[Image by Mohamed Hassan of Pixabay]
Sometimes we get instructions for a:
- Product we purchased
- Service we’re using
- Solution we’re implementing
Whatever it happens to be, we’re all accustomed to receiving instructions, whether or not we follow them. In addition to the examples I’ve provided in this post, many of my clients have exercises or activities in their presentations that require participants to follow instructions. Since that is typically quite challenging for speakers as well as listeners, you may want to consider the following guidelines:
- Ensure your instructional sequence makes sense.
- Print out instructions so people may refer to them as often as necessary.
- Keep your sentences short to avoid having to reread lengthy instructions.
- Remove any jargon from your instructions to improve clarity.
- Include examples or pictures/screen shots in your instructions, if appropriate.
- Practice saying your instructions aloud, using a more deliberate rate, emphasizing essential words.

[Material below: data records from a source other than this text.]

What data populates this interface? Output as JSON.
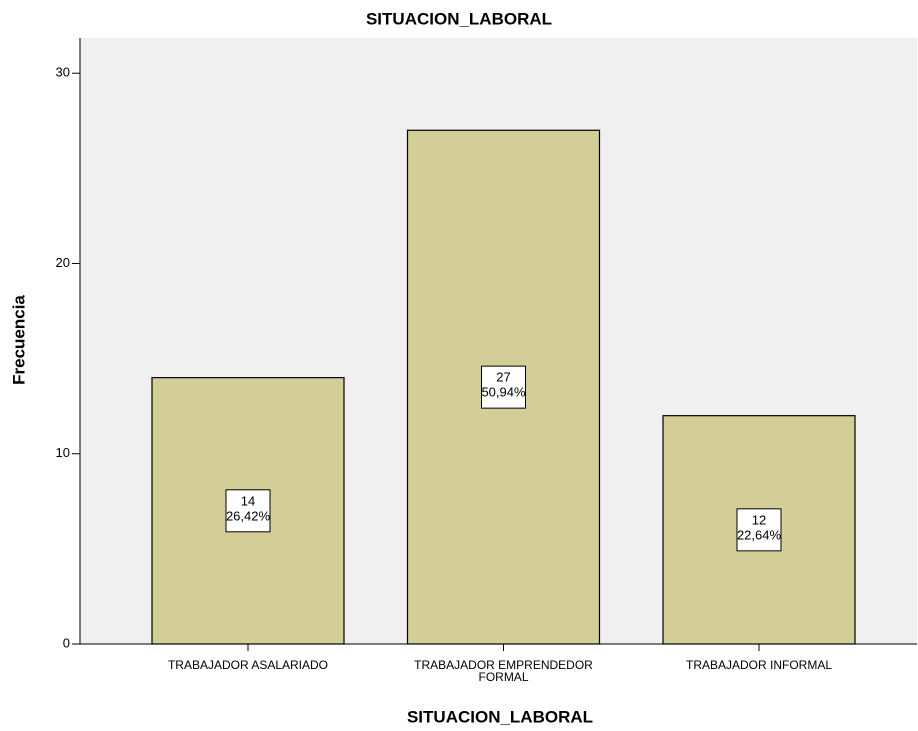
{
  "chart_data": {
    "type": "bar",
    "title": "SITUACION_LABORAL",
    "x_label": "SITUACION_LABORAL",
    "y_label": "Frecuencia",
    "categories": [
      "TRABAJADOR ASALARIADO",
      "TRABAJADOR EMPRENDEDOR FORMAL",
      "TRABAJADOR INFORMAL"
    ],
    "values": [
      14,
      27,
      12
    ],
    "percent_labels": [
      "26,42%",
      "50,94%",
      "22,64%"
    ],
    "color": "#d3ce97",
    "ylim": [
      0,
      31.85
    ],
    "yticks": [
      0,
      10,
      20,
      30
    ],
    "grid": false
  }
}
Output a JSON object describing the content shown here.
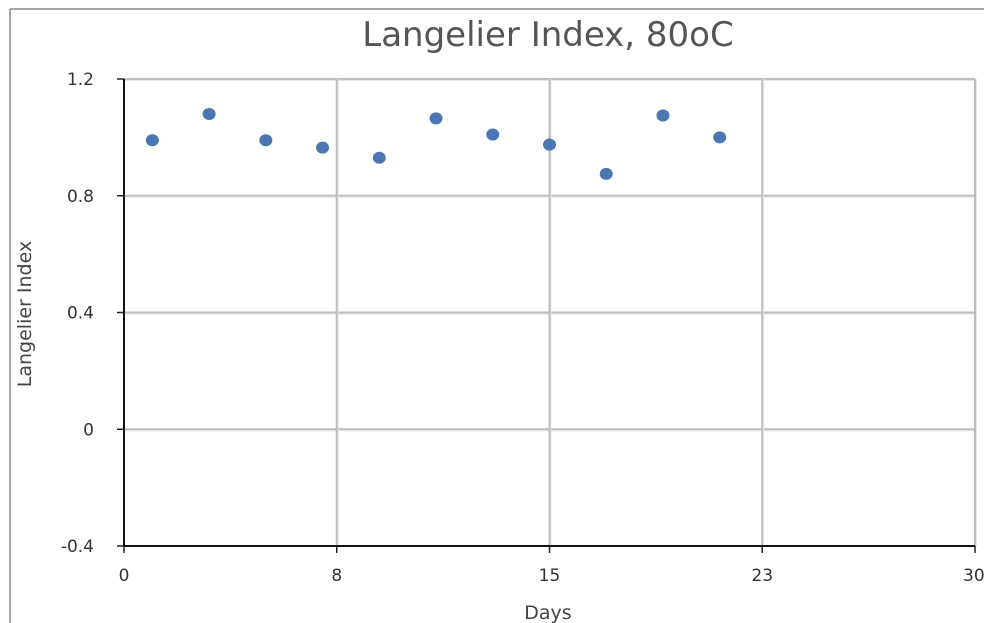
{
  "chart_data": {
    "type": "scatter",
    "title": "Langelier Index, 80oC",
    "xlabel": "Days",
    "ylabel": "Langelier Index",
    "xlim": [
      0,
      30
    ],
    "ylim": [
      -0.4,
      1.2
    ],
    "x_tick_labels": [
      "0",
      "8",
      "15",
      "23",
      "30"
    ],
    "y_tick_labels": [
      "1.2",
      "0.8",
      "0.4",
      "0",
      "-0.4"
    ],
    "grid": true,
    "legend": "none",
    "marker_color": "#4a77b4",
    "series": [
      {
        "x": [
          1,
          3,
          5,
          7,
          9,
          11,
          13,
          15,
          17,
          19,
          21
        ],
        "values": [
          0.99,
          1.08,
          0.99,
          0.965,
          0.93,
          1.065,
          1.01,
          0.975,
          0.875,
          1.075,
          1.0
        ]
      }
    ]
  }
}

- Try out your instructions in advance with an impartial listener to ensure you get the desired result or outcome you’re seeking.
- Use a slower rate of speech as well as the power of the pause to allow your listeners to fully process and digest the information you’re providing.
- Ask your listener(s) to repeat back their understanding of your instructions (especially on the phone). This is also a form of feedback and lets you know what needs to be restated or clarified.
- Chunk your instructions so you’re not providing it all at once but in stages, especially if your instructions are longer.
By following the ten points I’ve mentioned you stand a greater chance of having instructional instructions. That’s vitally important in public speaking.